2-hour music video Elizabethtown sucks

Elizabethtown sucked. I should stop writing there because in the end that's all that really matters, but I feel so strongly about this movie's crappiness that it deserves further explanation.

There was so much hope for Cameron Crowe. With his touching coming of age tale Almost Famous in 2000, which was a semi-autobiographical tribute to his younger days as a Rolling Stone writer covering the Allman Brothers Band. The movie has become a cult classic not only because of the perfectly selected soundtrack, but because it reverts back to a time when music was music and not, like Elizabethtown, crap.

Speaking of cult classic, the film Fast Times at Ridgemont High was adapted from a book that Crowe wrote. He actually went back to high school —posing as a student - to research the dialogue and issues revolving teens in the early ‘80's. Fast Times will go into the vault as one of the most honest and hilarious depictions of high school life, which is still amazingly relevant 23 years later.

He also wrote and directed Say Anything (1989), Singles (1992), Jerry McGuire (1996) and Vanilla Sky (2001).

All of Crowe's movies, and Elizabethtown is no exception, have great soundtracks. One of the problems with the film is that Crowe uses the music as a crutch and instead of ending a scene, or the entire movie for that matter, he presses play to a sentimental Elton John song and hopes the audience grasps some sort of closure.

The failure of Elizabethtown can't solely be blamed on Crowe and his lack of direction and shoddy writing. When you combine Crowe's awful dialogue with Orlando Bloom's lack of skill in the acting department, you get one huge mess with only the annoying Kirsten Dunst left to clean it up.

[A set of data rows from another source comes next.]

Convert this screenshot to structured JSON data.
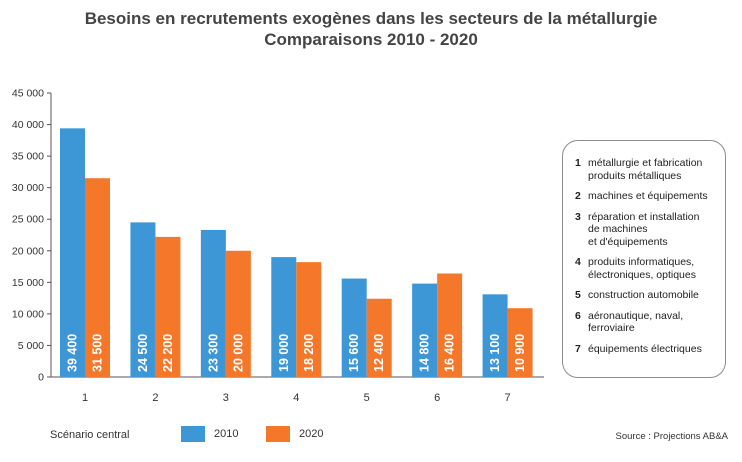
{
  "title_line1": "Besoins en recrutements exogènes dans les secteurs de la métallurgie",
  "title_line2": "Comparaisons 2010 - 2020",
  "chart_data": {
    "type": "bar",
    "categories": [
      "1",
      "2",
      "3",
      "4",
      "5",
      "6",
      "7"
    ],
    "series": [
      {
        "name": "2010",
        "color": "#3d96d6",
        "values": [
          39400,
          24500,
          23300,
          19000,
          15600,
          14800,
          13100
        ]
      },
      {
        "name": "2020",
        "color": "#f5782a",
        "values": [
          31500,
          22200,
          20000,
          18200,
          12400,
          16400,
          10900
        ]
      }
    ],
    "value_labels": [
      [
        "39 400",
        "24 500",
        "23 300",
        "19 000",
        "15 600",
        "14 800",
        "13 100"
      ],
      [
        "31 500",
        "22 200",
        "20 000",
        "18 200",
        "12 400",
        "16 400",
        "10 900"
      ]
    ],
    "ylim": [
      0,
      45000
    ],
    "yticks": [
      0,
      5000,
      10000,
      15000,
      20000,
      25000,
      30000,
      35000,
      40000,
      45000
    ],
    "ytick_labels": [
      "0",
      "5 000",
      "10 000",
      "15 000",
      "20 000",
      "25 000",
      "30 000",
      "35 000",
      "40 000",
      "45 000"
    ],
    "grid": false
  },
  "sector_legend": [
    {
      "num": "1",
      "text": "métallurgie et fabrication\nproduits métalliques"
    },
    {
      "num": "2",
      "text": "machines et équipements"
    },
    {
      "num": "3",
      "text": "réparation et installation\nde machines\net d'équipements"
    },
    {
      "num": "4",
      "text": "produits informatiques,\nélectroniques, optiques"
    },
    {
      "num": "5",
      "text": "construction automobile"
    },
    {
      "num": "6",
      "text": "aéronautique, naval,\nferroviaire"
    },
    {
      "num": "7",
      "text": "équipements électriques"
    }
  ],
  "scenario_label": "Scénario central",
  "source_label": "Source : Projections AB&A"
}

I can't really get into the plot of the movie because I'm not sure what it was actually about. From the trailer you would think Elizabethtown is about a cute boy who meets a quirky airline stewardess. Wrong. Although this happens during the film, there is another two plus hours dedicated to the confusing storyline of Bloom's character going back to his recently deceased father's hometown to bring the body to the family in California; or is it Oregon? The film never really cleared that up.

Parts of the movie had promise, but it is as if Crowe took a bunch of thoughts, stuck them in a hat and randomly drew out which one to edit in next. Don't even ask about the timeline of the movie because I'm still trying to figure out if the movie took place over four days, four weeks or four months.

Like Almost Famous, Elizabethtown is a semi-autobiographical recollection of Crowe's experience of losing his father in the late 80's. If I were Crowe's father I would have asked for my money back.